NATALIE Cole at the Bilston Craft Gallery is keen to hear from Bugle readers who have memories of Phoenix Glass, a company that had a factory in the town from the 1930s to the 1960s.
She asks, "Do you have any memories of Phoenix Glass, a company that first came to Bilston in 1938 under the rather long-winded name 'The British Heat Resisting Glass Company'? Because if you do we would like to hear all about them.
"In July 2014 we at Bilston Craft Gallery are planning an exhibition in conjunction with the Black Country Memories Club to celebrate the history of the Bilston based company.
"Phoenix Glass was established to exploit a patent for oven proof glass, similar to the well known brand Pyrex, but made under a different patent. The company is probably best known for the wide range of domestic wares they produced such as casserole dishes, gravy boats, dinner plates, and cups and saucers.
"Although the company no longer exists, examples of Phoenix's domestic items are easy to find, often still in use in people's kitchens. The exhibition will bring together a large range of these familiar pieces from the kitchen as well as people's recollections of the factory and its products.
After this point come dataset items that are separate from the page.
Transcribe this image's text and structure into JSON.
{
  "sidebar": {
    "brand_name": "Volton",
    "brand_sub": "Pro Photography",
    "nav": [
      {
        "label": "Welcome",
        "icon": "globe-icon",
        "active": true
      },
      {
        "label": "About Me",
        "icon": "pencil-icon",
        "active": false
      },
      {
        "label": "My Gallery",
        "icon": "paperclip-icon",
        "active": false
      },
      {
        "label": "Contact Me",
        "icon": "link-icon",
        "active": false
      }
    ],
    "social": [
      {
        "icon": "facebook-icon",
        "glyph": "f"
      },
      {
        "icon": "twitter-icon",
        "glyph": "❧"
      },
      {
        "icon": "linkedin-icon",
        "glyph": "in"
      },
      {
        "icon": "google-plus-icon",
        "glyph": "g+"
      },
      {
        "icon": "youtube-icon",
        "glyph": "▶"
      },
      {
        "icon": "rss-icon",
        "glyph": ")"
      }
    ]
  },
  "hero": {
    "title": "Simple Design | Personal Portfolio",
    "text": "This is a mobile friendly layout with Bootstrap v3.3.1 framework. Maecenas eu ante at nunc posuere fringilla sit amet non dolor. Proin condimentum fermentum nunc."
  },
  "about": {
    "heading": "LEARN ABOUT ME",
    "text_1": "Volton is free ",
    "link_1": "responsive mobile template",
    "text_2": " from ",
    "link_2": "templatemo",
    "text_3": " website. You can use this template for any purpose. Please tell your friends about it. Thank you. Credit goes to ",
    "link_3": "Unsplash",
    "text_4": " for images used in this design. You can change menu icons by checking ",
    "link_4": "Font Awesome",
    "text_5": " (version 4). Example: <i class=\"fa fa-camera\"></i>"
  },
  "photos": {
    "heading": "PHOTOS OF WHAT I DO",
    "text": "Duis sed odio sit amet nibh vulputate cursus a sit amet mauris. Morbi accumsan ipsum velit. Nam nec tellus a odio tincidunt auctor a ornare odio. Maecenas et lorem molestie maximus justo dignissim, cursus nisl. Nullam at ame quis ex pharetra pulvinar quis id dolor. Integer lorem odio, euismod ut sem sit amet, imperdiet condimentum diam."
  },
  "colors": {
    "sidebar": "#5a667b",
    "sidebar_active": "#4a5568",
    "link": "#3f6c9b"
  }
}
"So I would like to ask the following questions. Did you or your family or friends work at the factory in Bilston? Did you have Phoenix glass at home and do you have any memories of how and when it was used?
"If you are willing to talk to us about your memories please contact the gallery by Friday February 21 and leave your name and phone number so that we can arrange a time to speak to you.
"The number is 01902 552507, or you can contact me via email: email@example.com."
The history of Phoenix Glass began in 1934 when Colonel P. V. W. Jell established the company in Lodge Road, Winson Green. Early success meant expansion and an additional site was acquired at Loxdale Road in Bilston in 1938.
Although known as the British Heat Resisting Glass Co. Ltd., a Christmas message sent to the work force from the directors and staff of Phoenix Heat Resisting Glass in the same year suggests the simpler name had been adopted.
The company's address was now officially Loxdale Road, and from 1938 onwards the new site in Bilston became the company's head office.
As already mentioned the products made by Phoenix Glass were very similar to the American invention Pyrex. Colonel Jell had also been very clever in using the name Phoenix which had a similar ring to Pyrex. Also the trademark, a stylised phoenix bird, had the same overall shape as the trade mark used by J. A. Jobling of Sunderland, the British manufacturers of Pyrex glass.
By 1941 Phoenix Glass had to stop normal production and revert to war work, which at the time was top secret. But thanks to recollections recorded in the local press back in 1964 from the company's former sales manager, Miss V. Freestone, we now know it was work being carried out on the newly created radar system.
Because of its unreliability due to poor insulation, the Colonel came up with an improved method using glass as an insulator with corrugations that gave a greater surface area.
Because of the high security around the production of this new glass insulator, just one man was charged with the responsibility of blowing the insulators.
He was master craftsman Ralph Brown who worked non-stop over fifty hours to ensure enough were made and in place at radar stations before the start of the Battle of Britain.
The company also blew the cathode ray tubes for the radar system, and pressed glass insulators for submarines, which were needed to avoid the corrosion the earlier versions had suffered from.
From 1935 to 1964 the company increased its workforce from 100 to 750 employees, but suddenly closed down its whole operation in August 1970.
Reasons for the company's closure have never been very clear, though it has been suggested that Phoenix domestic glassware discoloured quicker than Pyrex, and therefore fell out of favour with customers. Perhaps the true reason will forever remain behind the closed doors of the board room.
The factory in Loxdale Road has now been replaced by the Phoenix industrial estate, so the company's name lives on, and the legacy of this Bilston glass firm will be in the exhibition for all to see at the Bilston Craft Gallery this coming July.